If someone accuses you of breaching a contract, it’s time to pull the original contract out of your filing system. Your memory of what the contract says may have faded or distorted, and you’ll need accurate information to see where things stand.
If you discover that what they are saying is correct and you did indeed breach the contract terms, you might look at how to resolve the situation so they are happy and business between you can continue. Or, perhaps they worded their complaint so rudely that you would prefer to cut ties. If you’re concerned about being held responsible for the breach, it may be worth questioning whether the contract itself is enforceable in the first place.
Is the contract in question enforceable?
If you can show that some element of the contract was unlawful, then technically, the agreement you breached was not an enforceable arrangement in the first place. Here are some grounds on which a court might rule a contract invalid:
- It covered illegal activities: Showing the activity the contract covered was not fully legal could be enough to invalidate it all.
- You never said yes: If you never gave your consent, there is likely no deal.

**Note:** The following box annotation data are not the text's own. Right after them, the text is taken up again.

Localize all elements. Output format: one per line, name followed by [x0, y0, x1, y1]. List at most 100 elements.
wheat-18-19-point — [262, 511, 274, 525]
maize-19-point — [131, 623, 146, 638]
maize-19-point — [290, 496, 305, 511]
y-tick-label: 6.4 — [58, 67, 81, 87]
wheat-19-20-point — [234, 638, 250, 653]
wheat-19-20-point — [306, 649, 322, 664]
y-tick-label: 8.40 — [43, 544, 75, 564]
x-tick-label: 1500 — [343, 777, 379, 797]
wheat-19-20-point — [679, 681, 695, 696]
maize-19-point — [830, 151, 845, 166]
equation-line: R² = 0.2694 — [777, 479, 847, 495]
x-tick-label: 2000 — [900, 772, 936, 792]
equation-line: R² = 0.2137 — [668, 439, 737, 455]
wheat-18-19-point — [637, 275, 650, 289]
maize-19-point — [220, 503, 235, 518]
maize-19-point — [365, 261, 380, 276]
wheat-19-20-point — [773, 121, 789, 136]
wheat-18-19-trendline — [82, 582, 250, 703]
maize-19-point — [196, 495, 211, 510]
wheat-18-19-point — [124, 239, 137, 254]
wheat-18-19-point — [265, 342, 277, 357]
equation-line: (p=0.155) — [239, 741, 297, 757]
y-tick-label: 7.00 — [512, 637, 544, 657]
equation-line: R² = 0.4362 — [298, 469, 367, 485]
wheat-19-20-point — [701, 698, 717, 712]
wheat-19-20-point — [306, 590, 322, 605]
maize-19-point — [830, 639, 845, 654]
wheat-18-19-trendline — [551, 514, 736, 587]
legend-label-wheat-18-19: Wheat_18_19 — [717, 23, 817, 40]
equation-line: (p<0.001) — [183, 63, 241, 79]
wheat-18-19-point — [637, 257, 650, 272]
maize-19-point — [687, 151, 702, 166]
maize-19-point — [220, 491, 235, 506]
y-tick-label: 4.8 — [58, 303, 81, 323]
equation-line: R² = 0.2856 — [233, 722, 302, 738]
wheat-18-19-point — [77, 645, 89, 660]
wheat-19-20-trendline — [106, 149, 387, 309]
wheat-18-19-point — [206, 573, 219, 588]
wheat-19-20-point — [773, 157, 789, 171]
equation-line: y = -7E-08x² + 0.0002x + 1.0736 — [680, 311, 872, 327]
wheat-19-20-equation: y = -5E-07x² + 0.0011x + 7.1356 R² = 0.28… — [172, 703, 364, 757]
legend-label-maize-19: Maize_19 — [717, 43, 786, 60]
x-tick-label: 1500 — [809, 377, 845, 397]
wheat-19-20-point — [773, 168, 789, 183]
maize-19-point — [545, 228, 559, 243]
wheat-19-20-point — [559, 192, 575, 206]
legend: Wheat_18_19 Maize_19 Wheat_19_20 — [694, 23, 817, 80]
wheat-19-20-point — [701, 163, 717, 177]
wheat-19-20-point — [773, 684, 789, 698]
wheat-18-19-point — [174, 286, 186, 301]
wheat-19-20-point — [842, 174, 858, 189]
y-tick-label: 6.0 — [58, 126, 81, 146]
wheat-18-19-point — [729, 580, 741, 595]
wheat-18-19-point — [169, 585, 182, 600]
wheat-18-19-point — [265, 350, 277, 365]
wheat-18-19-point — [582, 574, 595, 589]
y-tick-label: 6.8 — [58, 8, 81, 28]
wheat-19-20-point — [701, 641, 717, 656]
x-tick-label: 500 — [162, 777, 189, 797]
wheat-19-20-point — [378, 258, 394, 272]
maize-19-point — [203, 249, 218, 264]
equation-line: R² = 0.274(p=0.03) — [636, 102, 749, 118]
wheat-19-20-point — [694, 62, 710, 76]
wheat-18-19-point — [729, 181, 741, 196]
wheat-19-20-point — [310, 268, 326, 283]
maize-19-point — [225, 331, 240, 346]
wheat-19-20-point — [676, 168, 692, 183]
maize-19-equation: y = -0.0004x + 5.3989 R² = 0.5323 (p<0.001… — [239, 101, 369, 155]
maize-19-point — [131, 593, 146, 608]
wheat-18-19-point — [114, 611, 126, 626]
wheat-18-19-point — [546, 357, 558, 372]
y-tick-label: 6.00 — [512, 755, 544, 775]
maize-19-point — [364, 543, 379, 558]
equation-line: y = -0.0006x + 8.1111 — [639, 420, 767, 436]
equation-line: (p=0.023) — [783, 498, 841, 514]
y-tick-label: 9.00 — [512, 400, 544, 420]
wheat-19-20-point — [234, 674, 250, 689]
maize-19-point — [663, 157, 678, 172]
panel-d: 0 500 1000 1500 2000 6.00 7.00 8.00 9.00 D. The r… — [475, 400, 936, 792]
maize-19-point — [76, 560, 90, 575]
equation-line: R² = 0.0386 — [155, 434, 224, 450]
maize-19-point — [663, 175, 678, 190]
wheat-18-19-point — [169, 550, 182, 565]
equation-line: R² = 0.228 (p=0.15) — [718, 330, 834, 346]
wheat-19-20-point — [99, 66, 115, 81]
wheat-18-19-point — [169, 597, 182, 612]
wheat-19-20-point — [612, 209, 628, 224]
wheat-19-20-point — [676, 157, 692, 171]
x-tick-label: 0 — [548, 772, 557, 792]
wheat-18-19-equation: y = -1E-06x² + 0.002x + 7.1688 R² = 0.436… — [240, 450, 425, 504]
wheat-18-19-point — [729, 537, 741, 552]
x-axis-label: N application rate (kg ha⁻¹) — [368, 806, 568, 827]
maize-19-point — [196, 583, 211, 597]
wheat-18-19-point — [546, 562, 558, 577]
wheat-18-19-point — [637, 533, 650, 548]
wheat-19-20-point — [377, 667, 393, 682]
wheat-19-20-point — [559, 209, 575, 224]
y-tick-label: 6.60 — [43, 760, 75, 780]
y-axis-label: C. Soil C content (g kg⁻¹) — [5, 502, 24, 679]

- There was nothing in it for you: Each party needs to get something out of the contract. A contract where you signed to work for free with nothing of any kind in return is not valid.
- You were not competent to sign: Don’t remember signing because you were high on painkillers in the hospital after a car crash? Signed it when you were not yet 18? In such cases, a judge should rule you were not legally capable of signing.
- You did not consent freely: If you can show the other party pressured you into signing, a judge may void the agreement.
Defending against an alleged contract breach won’t be easy, so consider seeking legal help to examine your options.